Long overdue is a Pop Skank review. I have resisted it for months – far more important things going on, new wanderings and ponderings, etc. – but I’ve given myself a brief window to plumb the depths of sex-talk and such, so I’d better get this done.
Those of you who know me well know that I have an irrational crush on Lindsay Lohan. I don’t really get it – overall I consider myself to have fairly refined, almost neurotic-fussy tastes. But something about Lindsay Lohan snaps a circuit breaker in my head. Luckily, it’s wearing off with her latest antics. She’s hanging out with Britney Spears, for Chrissakes… this is a problem.
Lindsay appeals to my inner Shadow – somehow the dark idea of spiraling out of control with her in a hotel somewhere is more than a little appealing. You know, just lounging around in some high-rise and having sushi and cocaine and Diet Pepsi delivered until one of us leaves in a bag. Here’s a gorgeous girl who makes no apologies for being a smacked-out, poorly-nourished, drug-addled, sex-addicted little snot, and there’s something to be said for that. It could be fun for a few days, no? Come on guys – be honest.

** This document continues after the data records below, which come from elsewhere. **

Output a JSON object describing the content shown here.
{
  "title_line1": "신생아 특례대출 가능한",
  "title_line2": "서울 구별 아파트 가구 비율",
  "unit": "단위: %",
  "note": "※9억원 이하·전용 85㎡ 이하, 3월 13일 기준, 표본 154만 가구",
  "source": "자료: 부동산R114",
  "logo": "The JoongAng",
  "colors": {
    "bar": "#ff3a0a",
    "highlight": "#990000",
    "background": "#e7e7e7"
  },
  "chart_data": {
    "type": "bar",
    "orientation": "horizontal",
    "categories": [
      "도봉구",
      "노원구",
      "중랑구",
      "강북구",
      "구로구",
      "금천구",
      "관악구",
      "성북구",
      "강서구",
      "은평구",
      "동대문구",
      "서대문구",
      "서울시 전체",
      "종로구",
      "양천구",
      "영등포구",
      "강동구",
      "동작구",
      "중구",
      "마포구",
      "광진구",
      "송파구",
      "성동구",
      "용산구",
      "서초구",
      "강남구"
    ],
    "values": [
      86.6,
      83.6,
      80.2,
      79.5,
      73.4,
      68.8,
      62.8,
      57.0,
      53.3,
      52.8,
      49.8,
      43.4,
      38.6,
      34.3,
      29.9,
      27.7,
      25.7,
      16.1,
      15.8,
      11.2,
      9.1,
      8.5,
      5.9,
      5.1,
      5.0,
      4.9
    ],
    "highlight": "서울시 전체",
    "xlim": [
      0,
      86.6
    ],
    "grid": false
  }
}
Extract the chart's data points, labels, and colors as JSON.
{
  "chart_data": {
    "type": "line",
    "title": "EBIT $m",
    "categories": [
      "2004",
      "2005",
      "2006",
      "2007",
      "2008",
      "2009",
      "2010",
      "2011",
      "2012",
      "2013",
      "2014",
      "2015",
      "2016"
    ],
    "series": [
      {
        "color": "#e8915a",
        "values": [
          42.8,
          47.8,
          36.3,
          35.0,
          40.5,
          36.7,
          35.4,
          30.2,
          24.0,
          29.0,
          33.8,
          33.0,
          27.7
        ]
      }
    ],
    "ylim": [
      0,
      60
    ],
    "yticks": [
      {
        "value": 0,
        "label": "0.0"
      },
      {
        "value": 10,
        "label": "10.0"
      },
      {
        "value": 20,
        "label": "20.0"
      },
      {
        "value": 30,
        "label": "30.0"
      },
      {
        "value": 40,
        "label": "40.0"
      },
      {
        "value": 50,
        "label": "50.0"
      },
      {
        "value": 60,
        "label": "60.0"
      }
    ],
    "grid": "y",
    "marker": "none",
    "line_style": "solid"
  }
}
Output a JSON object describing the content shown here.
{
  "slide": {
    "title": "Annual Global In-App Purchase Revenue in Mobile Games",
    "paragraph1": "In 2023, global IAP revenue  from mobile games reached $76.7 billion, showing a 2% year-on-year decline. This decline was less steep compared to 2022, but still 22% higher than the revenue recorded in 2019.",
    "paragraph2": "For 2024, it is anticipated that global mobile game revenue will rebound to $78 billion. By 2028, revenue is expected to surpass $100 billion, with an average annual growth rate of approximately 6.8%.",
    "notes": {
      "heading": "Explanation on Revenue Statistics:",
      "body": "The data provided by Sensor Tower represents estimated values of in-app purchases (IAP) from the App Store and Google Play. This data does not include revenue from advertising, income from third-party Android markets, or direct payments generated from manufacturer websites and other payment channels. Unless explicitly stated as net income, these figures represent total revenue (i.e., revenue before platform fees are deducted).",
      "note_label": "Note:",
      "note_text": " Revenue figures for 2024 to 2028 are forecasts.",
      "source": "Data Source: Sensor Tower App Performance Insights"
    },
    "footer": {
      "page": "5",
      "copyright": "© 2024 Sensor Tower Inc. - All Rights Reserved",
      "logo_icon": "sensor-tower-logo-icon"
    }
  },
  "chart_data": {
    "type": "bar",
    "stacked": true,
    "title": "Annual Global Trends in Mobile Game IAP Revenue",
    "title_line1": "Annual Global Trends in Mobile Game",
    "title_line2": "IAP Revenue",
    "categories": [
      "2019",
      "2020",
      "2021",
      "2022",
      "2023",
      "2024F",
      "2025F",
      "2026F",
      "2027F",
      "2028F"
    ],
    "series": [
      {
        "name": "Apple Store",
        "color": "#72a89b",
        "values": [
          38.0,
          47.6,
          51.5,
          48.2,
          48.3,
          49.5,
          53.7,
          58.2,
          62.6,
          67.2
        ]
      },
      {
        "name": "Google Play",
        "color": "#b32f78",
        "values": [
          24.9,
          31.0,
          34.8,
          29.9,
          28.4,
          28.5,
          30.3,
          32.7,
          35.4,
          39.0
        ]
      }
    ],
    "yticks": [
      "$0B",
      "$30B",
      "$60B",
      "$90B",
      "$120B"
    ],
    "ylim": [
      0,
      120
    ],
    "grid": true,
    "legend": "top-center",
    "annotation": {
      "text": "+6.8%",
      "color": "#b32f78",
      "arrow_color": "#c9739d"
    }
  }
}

But, the bloom is coming off my Lohan rose, so to speak, now that she’s running around with undesirables like Britney. Britney, a used-up ignorant hick who has taken to gratuitous displays of her naughty bits for the sake of staying in the public “view,” makes me more nauseous than ever. (And then, to keep the story alive, apologizing for it today.) I mean, any hebephile worth his salt knows how cruel the latter stages of puberty can be, but Britney took it to a new level. Yikes – could someone just throw that trash into the garbage truck, please?